SPÖ: Die SPÖ setzt auf das Konzept „Integration vor Zuzug“, die Werte der Aufklärung müssen gewahrt bleiben.

Realitätscheck: Während ihrer Regierungszeit hat die Partei etliche Verschärfungen im Migrationsbereich mitgetragen, sie ist in diesem Thema gespalten.

FPÖ: „Illegale Migranten sind kein Teil unserer Heimat.“ Die österreichische Leitkultur wird geschützt. Der Islam ist kein Bestandteil österreichischer Kultur. Der politische Islam darf nicht toleriert werden. Das Tragen von Kopftuch und Burka – ein Symbol der Unterdrückung von Frauen – in öffentlichen Ämtern wird verboten. Nikolausfeiern und Schweinefleisch in Kindergärten bleiben bestehen. Das Wahlrecht soll Staatsbürgern vorbehalten bleiben: Wer wählen möchte, soll sich um die Staatsbürgerschaft bemühen. Angestrebt wird ein „Europa der Vaterländer“.

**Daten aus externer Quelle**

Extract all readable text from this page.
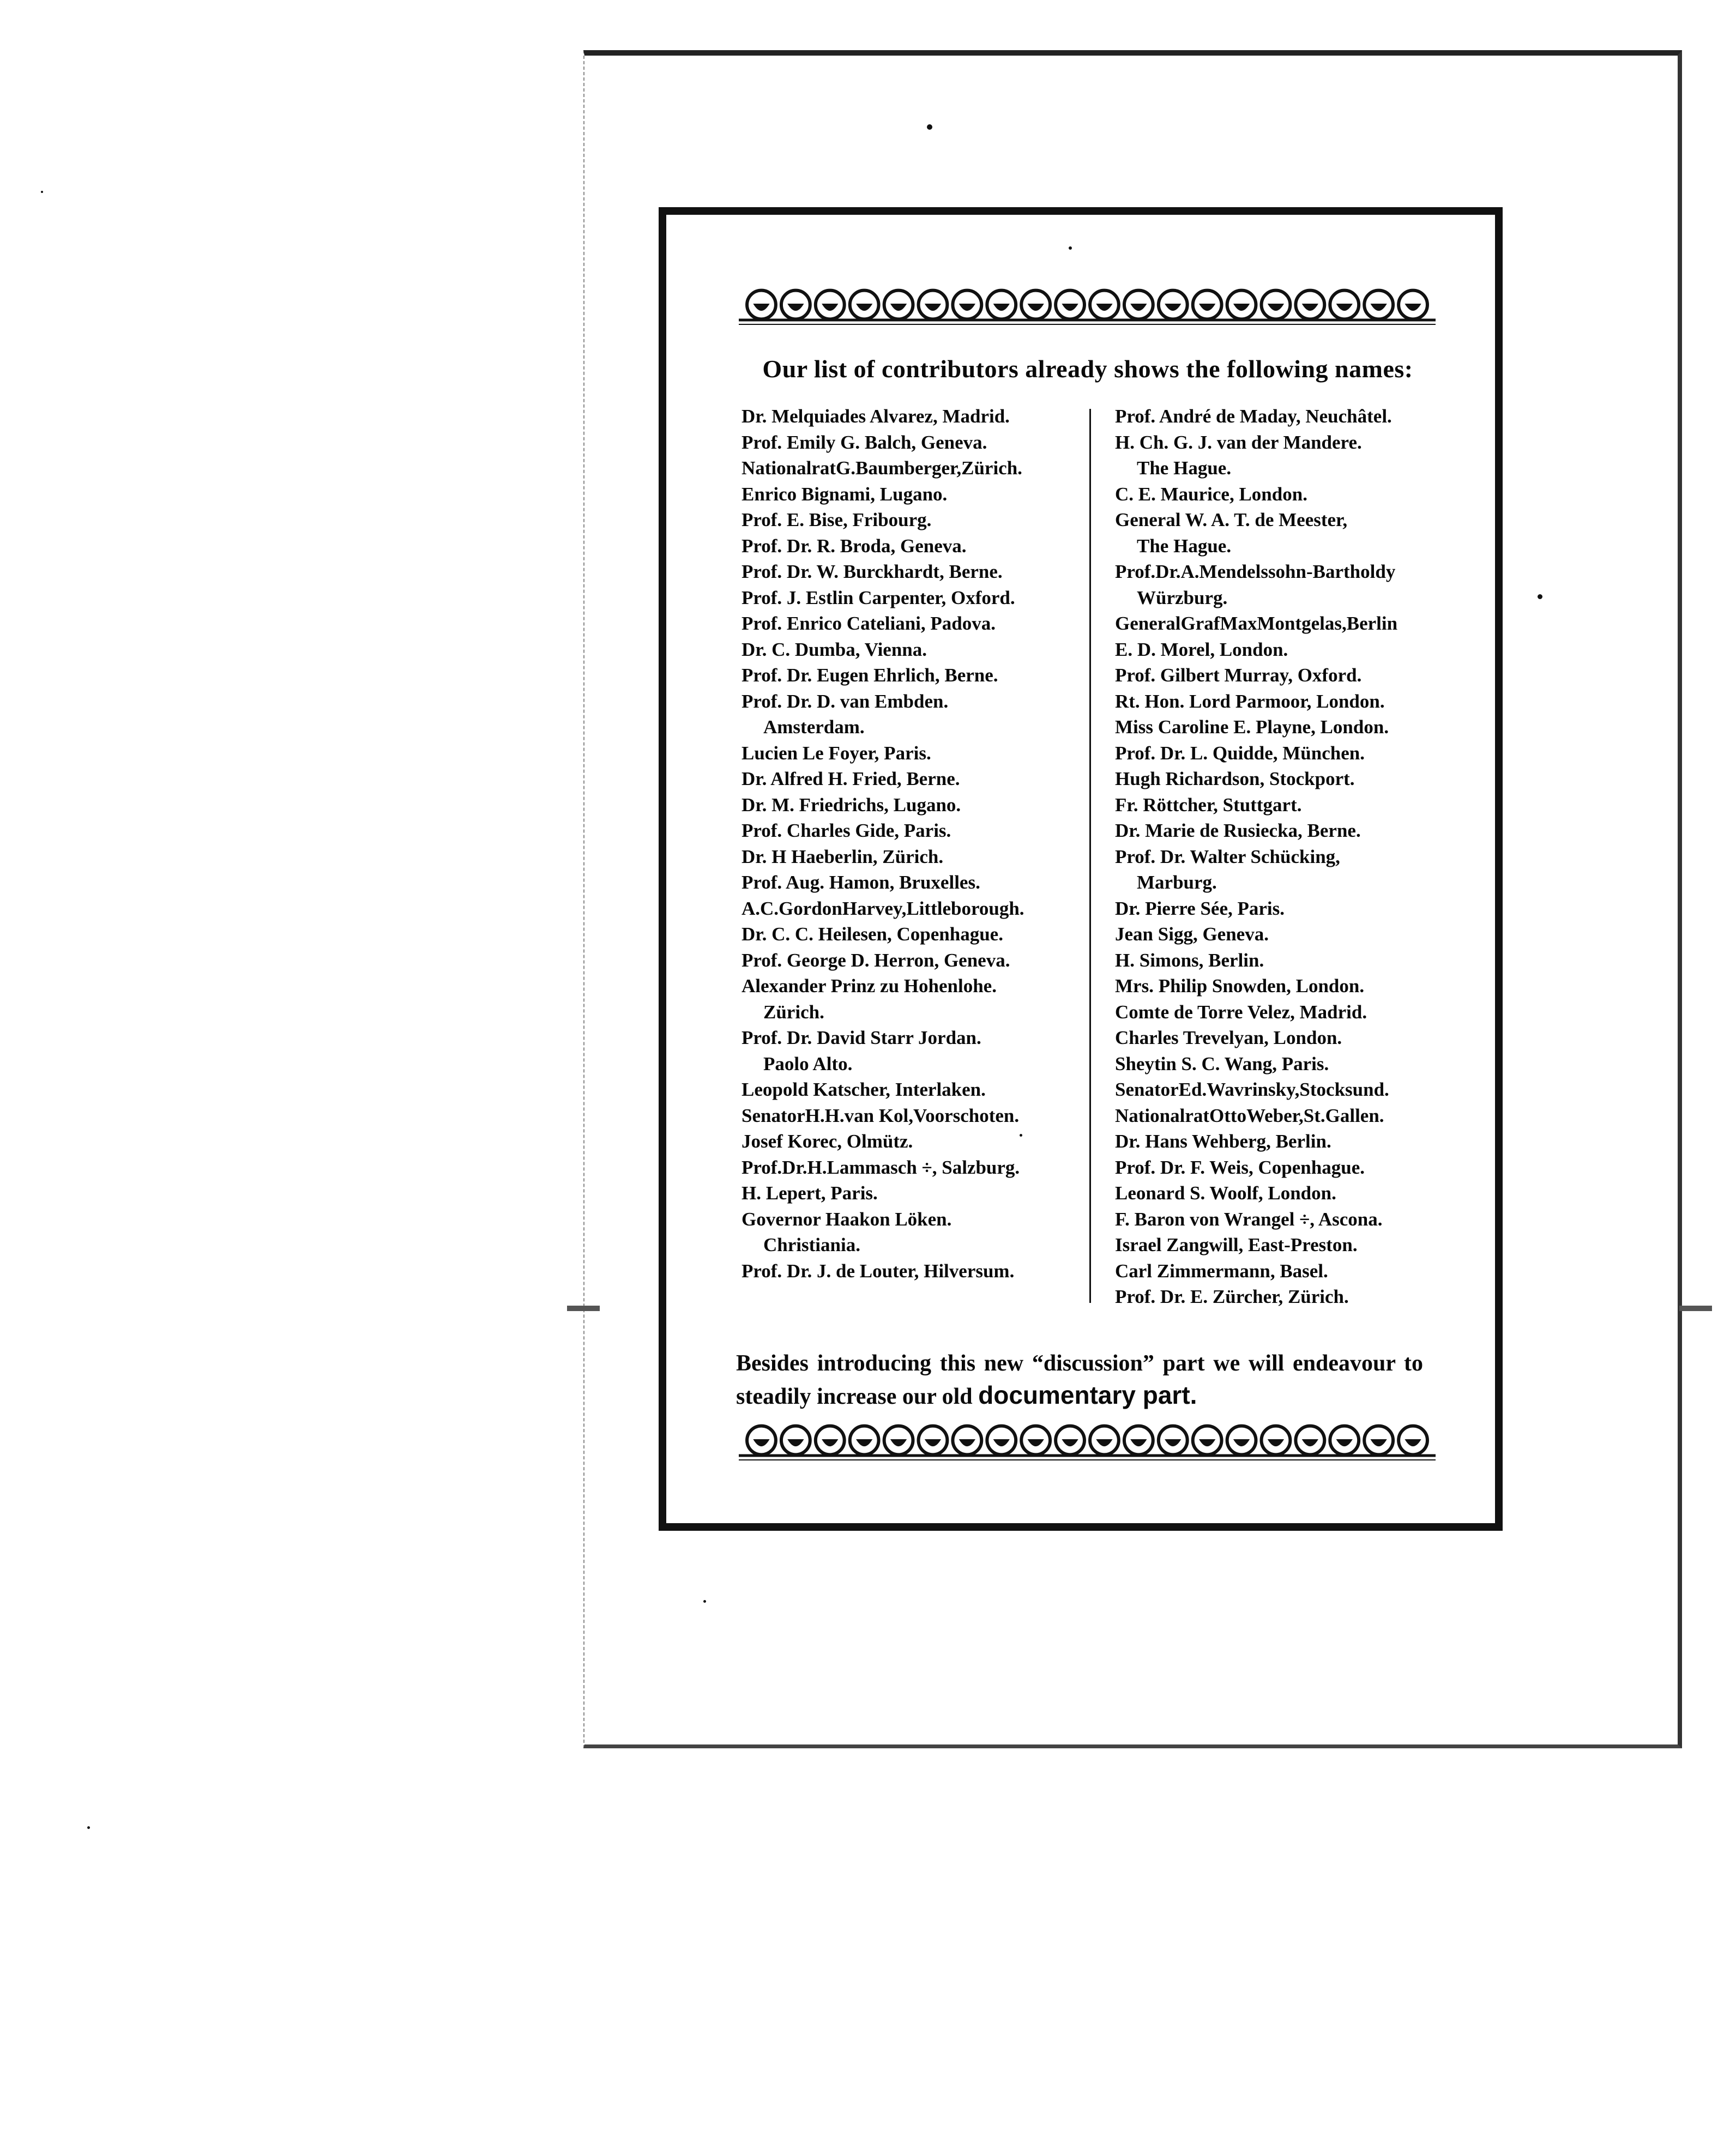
Our list of contributors already shows the following names:
Dr. Melquiades Alvarez, Madrid.
Prof. Emily G. Balch, Geneva.
NationalratG.Baumberger,Zürich.
Enrico Bignami, Lugano.
Prof. E. Bise, Fribourg.
Prof. Dr. R. Broda, Geneva.
Prof. Dr. W. Burckhardt, Berne.
Prof. J. Estlin Carpenter, Oxford.
Prof. Enrico Cateliani, Padova.
Dr. C. Dumba, Vienna.
Prof. Dr. Eugen Ehrlich, Berne.
Prof. Dr. D. van Embden.
Amsterdam.
Lucien Le Foyer, Paris.
Dr. Alfred H. Fried, Berne.
Dr. M. Friedrichs, Lugano.
Prof. Charles Gide, Paris.
Dr. H Haeberlin, Zürich.
Prof. Aug. Hamon, Bruxelles.
A.C.GordonHarvey,Littleborough.
Dr. C. C. Heilesen, Copenhague.
Prof. George D. Herron, Geneva.
Alexander Prinz zu Hohenlohe.
Zürich.
Prof. Dr. David Starr Jordan.
Paolo Alto.
Leopold Katscher, Interlaken.
SenatorH.H.van Kol,Voorschoten.
Josef Korec, Olmütz.
Prof.Dr.H.Lammasch ÷, Salzburg.
H. Lepert, Paris.
Governor Haakon Löken.
Christiania.
Prof. Dr. J. de Louter, Hilversum.
Prof. André de Maday, Neuchâtel.
H. Ch. G. J. van der Mandere.
The Hague.
C. E. Maurice, London.
General W. A. T. de Meester,
The Hague.
Prof.Dr.A.Mendelssohn-Bartholdy
Würzburg.
GeneralGrafMaxMontgelas,Berlin
E. D. Morel, London.
Prof. Gilbert Murray, Oxford.
Rt. Hon. Lord Parmoor, London.
Miss Caroline E. Playne, London.
Prof. Dr. L. Quidde, München.
Hugh Richardson, Stockport.
Fr. Röttcher, Stuttgart.
Dr. Marie de Rusiecka, Berne.
Prof. Dr. Walter Schücking,
Marburg.
Dr. Pierre Sée, Paris.
Jean Sigg, Geneva.
H. Simons, Berlin.
Mrs. Philip Snowden, London.
Comte de Torre Velez, Madrid.
Charles Trevelyan, London.
Sheytin S. C. Wang, Paris.
SenatorEd.Wavrinsky,Stocksund.
NationalratOttoWeber,St.Gallen.
Dr. Hans Wehberg, Berlin.
Prof. Dr. F. Weis, Copenhague.
Leonard S. Woolf, London.
F. Baron von Wrangel ÷, Ascona.
Israel Zangwill, East-Preston.
Carl Zimmermann, Basel.
Prof. Dr. E. Zürcher, Zürich.

Besides introducing this new “discussion” part we will endeavour to steadily increase our old documentary part.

Realitätscheck: Ein nationalkonservatives Bild des Staates ist in der FPÖ tief verankert, der Gedanke wurde in der Regierungszeit auch stets umgesetzt.

Neos: Die Zuwanderung qualifizierter Arbeitskräfte wird erleichtert. Die Integrationsvereinbarung wird individualisiert und aufgewertet, Wertekurse verlängert. Das Integrationsgesetz wird vereinheitlicht und verständlich gemacht. Angestrebt werden die „Vereinigten Staaten von Europa“.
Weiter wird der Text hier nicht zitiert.